Chemical name (IUPAC)	Lowest value of Log Kow
di((Z)-octadec-9-en-1-yl) phosphonate	9.5
(Z)-octadec-9-en-1-yl octadecyl phosphonate	9.6
Methyl ((9Z,12Z)-octadeca-9,12-dien-1-yl) phosphonate	5.19
Methyl hexadecyl phosphonate	5.71
(Z)-methyl octadec-9-en-1-yl phosphonate	6.19
Methyl octadecyl phosphonate	5.85
(Z)-octadec-9-en-1-yl ((9Z,12Z)-octadeca-9,12-dien-1-yl) phosphonate	9.41
diOctadecyl phosphonate	9.7
Octadecyl undecyl phosphonate	8.4
(Z)-octadec-9-en-1-ol	5.76

 

 

 

Conclusions:

The test item possess a log Kow higher than 5.19.
The test item is considered to possess a potential for bioaccumulation

Executive summary:

Due to the test item nature (UVCB), QSAR estimation for the partition coefficient were done according to "Guidance on information requirements and chemical safety assessment Chapter R.6: QSARs and grouping of chemicals".

Indeed, experimental determination of this endpoint is considered to not be technically feasible. The recognised guidelines are relevant for pure substances or for multi consituents substances for which all the compounds can be quantified by an analytical method.

Four Qsar and six models were used for the estimation of Log Kow for each consituents of the test item. The results obtained were used in a weight of evidence approach to estimate the lowest value of test item Log Kow.

The test item possess a log Kow higher than 5.19.

The test item is considered to possess a potential for bioaccumulation

Description of key information

The log Kow was determined by Qsar in a weight of evidence approach based on four programs and six models.

Key value for chemical safety assessment

Log Kow (Log Pow):

5.19

at the temperature of:

20 °C

Additional information

Recognised Qsars were used to estimate the partition coefficient of the test item.

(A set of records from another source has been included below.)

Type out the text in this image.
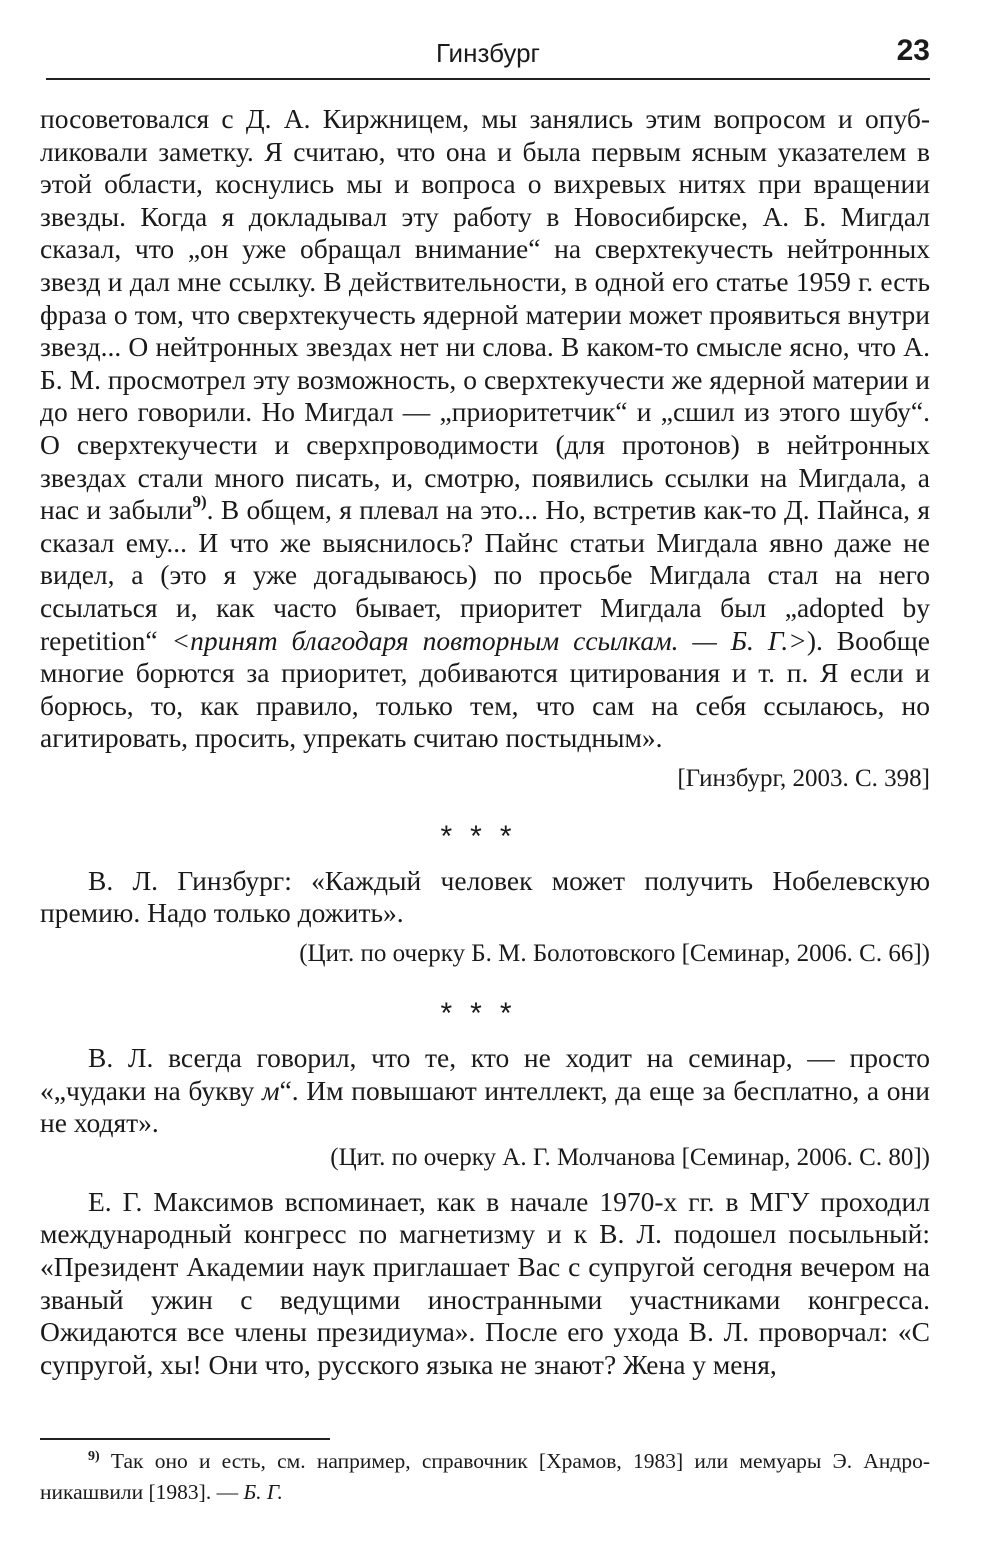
Гинзбург	23

посоветовался с Д. А. Киржницем, мы занялись этим вопросом и опубликовали заметку. Я считаю, что она и была первым ясным указателем в этой области, коснулись мы и вопроса о вихревых нитях при вращении звезды. Когда я докладывал эту работу в Новосибирске, А. Б. Мигдал сказал, что „он уже обращал внимание“ на сверхтекучесть нейтронных звезд и дал мне ссылку. В действительности, в одной его статье 1959 г. есть фраза о том, что сверхтекучесть ядерной материи может проявиться внутри звезд... О нейтронных звездах нет ни слова. В каком-то смысле ясно, что А. Б. М. просмотрел эту возможность, о сверхтекучести же ядерной материи и до него говорили. Но Мигдал — „приоритетчик“ и „сшил из этого шубу“. О сверхтекучести и сверхпроводимости (для протонов) в нейтронных звездах стали много писать, и, смотрю, появились ссылки на Мигдала, а нас и забыли$^{9)}$. В общем, я плевал на это... Но, встретив как-то Д. Пайнса, я сказал ему... И что же выяснилось? Пайнс статьи Мигдала явно даже не видел, а (это я уже догадываюсь) по просьбе Мигдала стал на него ссылаться и, как часто бывает, приоритет Мигдала был „adopted by repetition“ <принят благодаря повторным ссылкам. — Б. Г.>). Вообще многие борются за приоритет, добиваются цитирования и т. п. Я если и борюсь, то, как правило, только тем, что сам на себя ссылаюсь, но агитировать, просить, упрекать считаю постыдным».

[Гинзбург, 2003. С. 398]

***

В. Л. Гинзбург: «Каждый человек может получить Нобелевскую премию. Надо только дожить».

(Цит. по очерку Б. М. Болотовского [Семинар, 2006. С. 66])

***

В. Л. всегда говорил, что те, кто не ходит на семинар, — просто «„чудаки на букву м“. Им повышают интеллект, да еще за бесплатно, а они не ходят».

(Цит. по очерку А. Г. Молчанова [Семинар, 2006. С. 80])

Е. Г. Максимов вспоминает, как в начале 1970-х гг. в МГУ проходил международный конгресс по магнетизму и к В. Л. подошел посыльный: «Президент Академии наук приглашает Вас с супругой сегодня вечером на званый ужин с ведущими иностранными участниками конгресса. Ожидаются все члены президиума». После его ухода В. Л. проворчал: «С супругой, хы! Они что, русского языка не знают? Жена у меня,

$^{9)}$ Так оно и есть, см. например, справочник [Храмов, 1983] или мемуары Э. Андроникашвили [1983]. — Б. Г.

The validity of all the programs used cannot be demonstrated for each constituents of the test item. So the results obtained are used in a weight of evidence approach to estimate the log of the partition coefficient.

In order to use a protective approach, only the lowest Log Kow value of each constituent is estimated. Indeed, the uncertainties of the predictions are due to the high values obtained which are not included in the validity set of the models used.

The values obtained for each constituent of the test item are higher than 5.19. So the test item is considered to possess a potential for bioaccumulation.